在考察sys.getrefcount时,我们只看到了它的运行结果,但是实际上在运行的背后还有一个更加重要的幕后推手——编译。为了确认编译是否对对象的引用计数产生影响,我们来考察几个例子:
1、交互式环境下:
Python 2.5 (r25:51908, May 27 2007, 09:33:26) [MSC v.1310 32 bit (Inte
32
Type "help", "copyright", "credits" or "license" for more information.
>>> import sys
>>> sys.getrefcount(11111111)
3
2、文件方式执行 :
[ref.py]
import sys
print sys.getrefcount(11111111)
结果如下:
F:/compile/Python-2.5/PCbuild>python ref.py
3
3、文件方式执行(避开编译影响)
[demo.py]
import ref
结果如下:
F:/compile/Python-2.5/PCbuild>python demo.py
2
由此可见,实际上多余的引用是由Python的编译过程贡献的,在1、2两种执行方式下,Python都会在开始时激活一个编译的动作;而在执行方式3下,import机制会导致产生一个ref.pyc文件,所以不会在每次执行时都会激活编译动作。
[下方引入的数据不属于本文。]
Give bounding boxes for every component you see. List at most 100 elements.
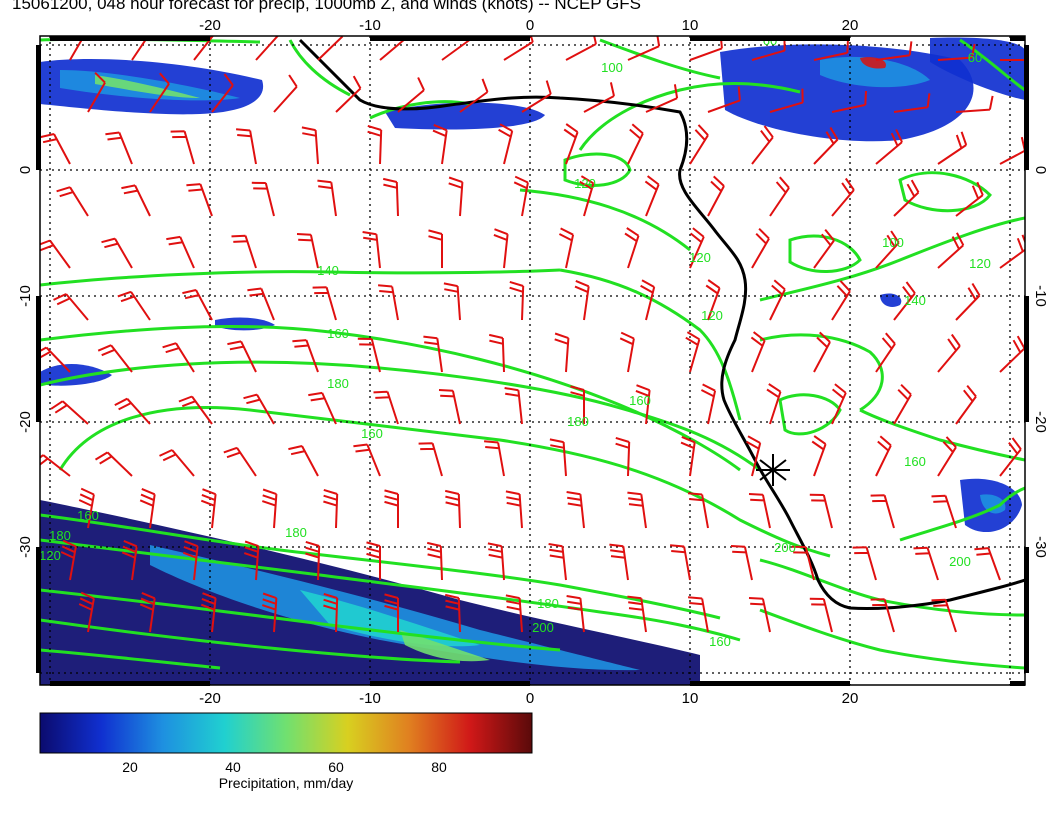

但是,但是,我们看到在Python2.5的交互式环境中和IDLE环境中,都需要进行编译,而输出的结果却不同,这又是什么原因呢?嗯,这就需要从Python的源码中找原因了。我们先来看看sys.getrefcount到底输出了个什么玩意儿:
[sysmodule.c]
static PyObject *
sys_getrefcount(PyObject *self, PyObject *arg)
{
if(arg != NULL && PyInt_Check(arg)) {
if(PyInt_AsLong(arg) == 11111111) {
printf("in sys_getrefcount ");
}
}
return PyInt_FromSsize_t(arg->ob_refcnt);
}
原来输出的东西就是PyObject中的ob_refcnt值,为了真正搞清楚引用计数的变化情况,我们就来修改Python源代码,对每一次引用计数的变化进行监控,这需要修改到Python中用于改变引用计数的两个宏:
[object.h]
#define Py_INCREF(op) (
robertincref((PyObject*)(op)) ,
(op)->ob_refcnt++)
#define Py_DECREF(op)
if (robertdecref((PyObject*)(op)) ,
--(op)->ob_refcnt != 0)
_Py_CHECK_REFCNT(op)
else
_Py_Dealloc((PyObject *)(op))
[object.c]
void robertincref(PyObject* obj) {
if(PyInt_Check(obj) && (PyInt_AsLong(obj) == 11111111)) {
long refcnt = obj->ob_refcnt;
printf("increase ref count from %d to %d ", refcnt, refcnt+1);
}
}
void robertdecref(PyObject* obj) {
if(PyInt_Check(obj) && (PyInt_AsLong(obj) == 11111111)) {
long refcnt = obj->ob_refcnt;
printf("decrease ref count from %d to %d ", refcnt, refcnt-1);
}
}
同时我们还在pyc文件的读入点r_object中,整数对象的创建点PyInt_FromLong中,引用计数获得点sys_getrefcount中添加对11111111的监控代码,最后的输出结果如下:
执行方式2(Python2.5交互式环境):
create 11111111 in PyInt_FromLong!
increase ref count from 1 to 2 //监视Py_INCREF的结果
decrease ref count from 2 to 1 //监视Py_INCREF的结果
increase ref count from 1 to 2
increase ref count from 2 to 3
increase ref count from 3 to 4
decrease ref count from 4 to 3
increase ref count from 3 to 4
decrease ref count from 4 to 3
decrease ref count from 3 to 2
LOAD_CONST for 11111111
increase ref count from 2 to 3
in sys_getrefcount //这一行显示Python虚拟机目前在sys_getrefcount函数中
decrease ref count from 3 to 2
3 //这个是输出的结果
decrease ref count from 2 to 1
decrease ref count from 1 to 0
执行方式3(加载pyc文件):
read 11111111 in r_object
create 11111111 in PyInt_FromLong!
LOAD_CONST for 11111111
increase ref count from 1 to 2
in sys_getrefcount
decrease ref count from 2 to 1
2
decrease ref count from 1 to 0
其中的LOAD_CONST是Python中的一个字节码,是sys.getrefcount编译后的结果,我们在字节码指令的实现代码中也添加了监控代码。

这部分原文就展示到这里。